Fibroblast growth factor receptor 3 (FGFR3) was revealed to have divergent, even opposite roles in different neoplasms. In pancreatic ductal adenocarcinoma (PDAC), its impact on biological behavior and prognosis was not well elucidated. Fibroblast growth factor receptor 3 was downregulated by RNA interference to explore its impact on cell proliferative proclivity in PDAC cells. Furthermore, tissue microarray-based immunohistochemistry for FGFR3 was performed in 326 patients with PDAC who underwent radical resection, and its clinicopathologic and prognostic implications were then evaluated. First, successful FGFR3 knockdown remarkably decreased its expression, cell proliferation, and S-phase ratio in the cell cycle in 2 PDAC cell lines, BxPC-3 and AsPC-1. Meanwhile, alterations in p-Akt, cyclin D1, cyclin B1, and p21 were also observed. Subsequently, high nuclear FGFR3 expression, but not cytoplasmic, was significantly common in tumor tissues and positively associated with N stage and dismal overall survival in the entire cohort.

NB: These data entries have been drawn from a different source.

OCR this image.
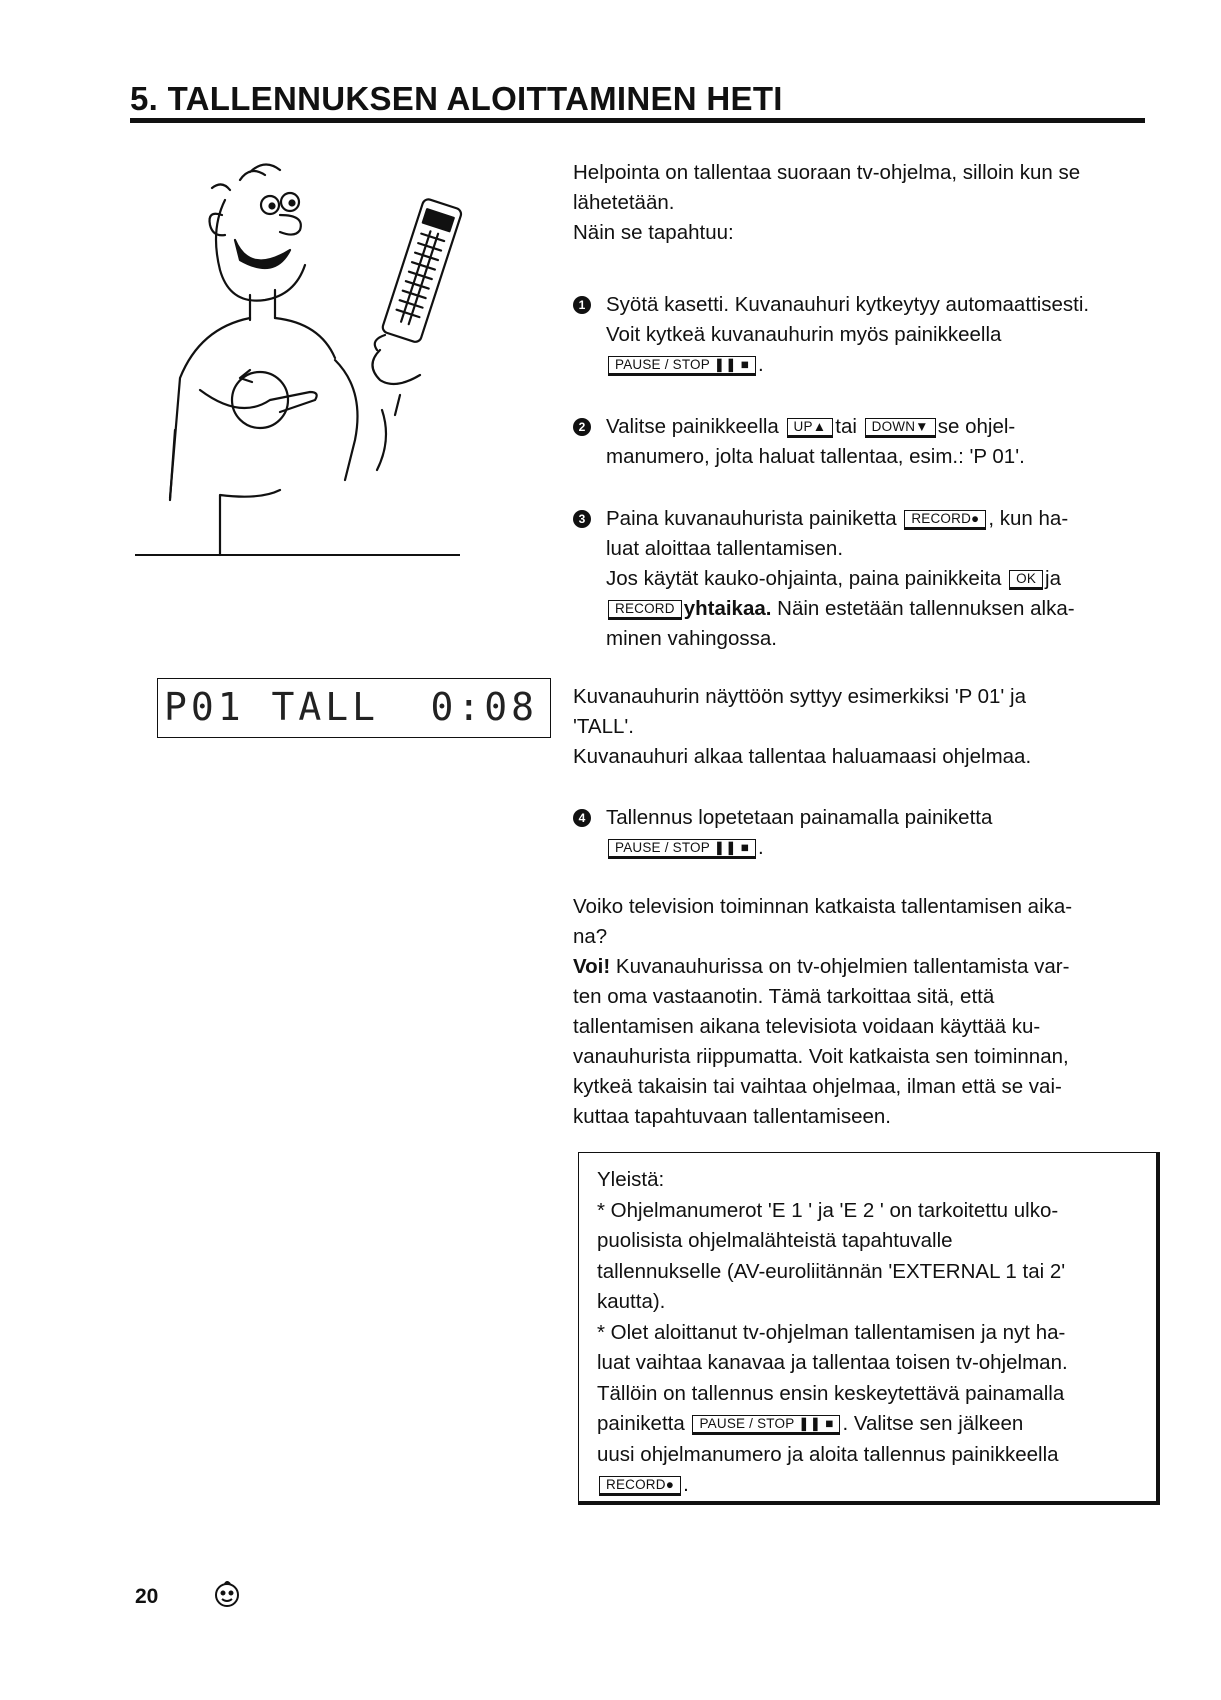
5. TALLENNUKSEN ALOITTAMINEN HETI

Helpointa on tallentaa suoraan tv-ohjelma, silloin kun se

lähetetään.

Näin se tapahtuu:

1 Syötä kasetti. Kuvanauhuri kytkeytyy automaattisesti.
Voit kytkeä kuvanauhurin myös painikkeella
PAUSE / STOP ❚❚ ■ .
2 Valitse painikkeella UP▲ tai DOWN▼ se ohjel-
manumero, jolta haluat tallentaa, esim.: 'P 01'.
3 Paina kuvanauhurista painiketta RECORD● , kun ha-
luat aloittaa tallentamisen.
Jos käytät kauko-ohjainta, paina painikkeita OK ja
RECORD yhtaikaa. Näin estetään tallennuksen alka-
minen vahingossa.
P01 TALL 0:08 Kuvanauhurin näyttöön syttyy esimerkiksi 'P 01' ja

'TALL'.

Kuvanauhuri alkaa tallentaa haluamaasi ohjelmaa.

4 Tallennus lopetetaan painamalla painiketta
PAUSE / STOP ❚❚ ■ .

Voiko television toiminnan katkaista tallentamisen aika-

na?

Voi! Kuvanauhurissa on tv-ohjelmien tallentamista var-

ten oma vastaanotin. Tämä tarkoittaa sitä, että

tallentamisen aikana televisiota voidaan käyttää ku-

vanauhurista riippumatta. Voit katkaista sen toiminnan,

kytkeä takaisin tai vaihtaa ohjelmaa, ilman että se vai-

kuttaa tapahtuvaan tallentamiseen.

Yleistä:

* Ohjelmanumerot 'E 1 ' ja 'E 2 ' on tarkoitettu ulko-

puolisista ohjelmalähteistä tapahtuvalle

tallennukselle (AV-euroliitännän 'EXTERNAL 1 tai 2'

kautta).

* Olet aloittanut tv-ohjelman tallentamisen ja nyt ha-

luat vaihtaa kanavaa ja tallentaa toisen tv-ohjelman.

Tällöin on tallennus ensin keskeytettävä painamalla

painiketta PAUSE / STOP ❚❚ ■ . Valitse sen jälkeen

uusi ohjelmanumero ja aloita tallennus painikkeella

RECORD● .

20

In addition, nuclear FGFR3 expression was also prognostic in 10 of 14 subsets. Univariate and multivariate Cox regression analyses identified nuclear expression of FGFR3 as an independent prognosticator in the entire cohort. Our data showed that FGFR3 nuclear translocation contributes to cell proliferative potential and predicts poor long-term prognosis in PDAC after surgical resection.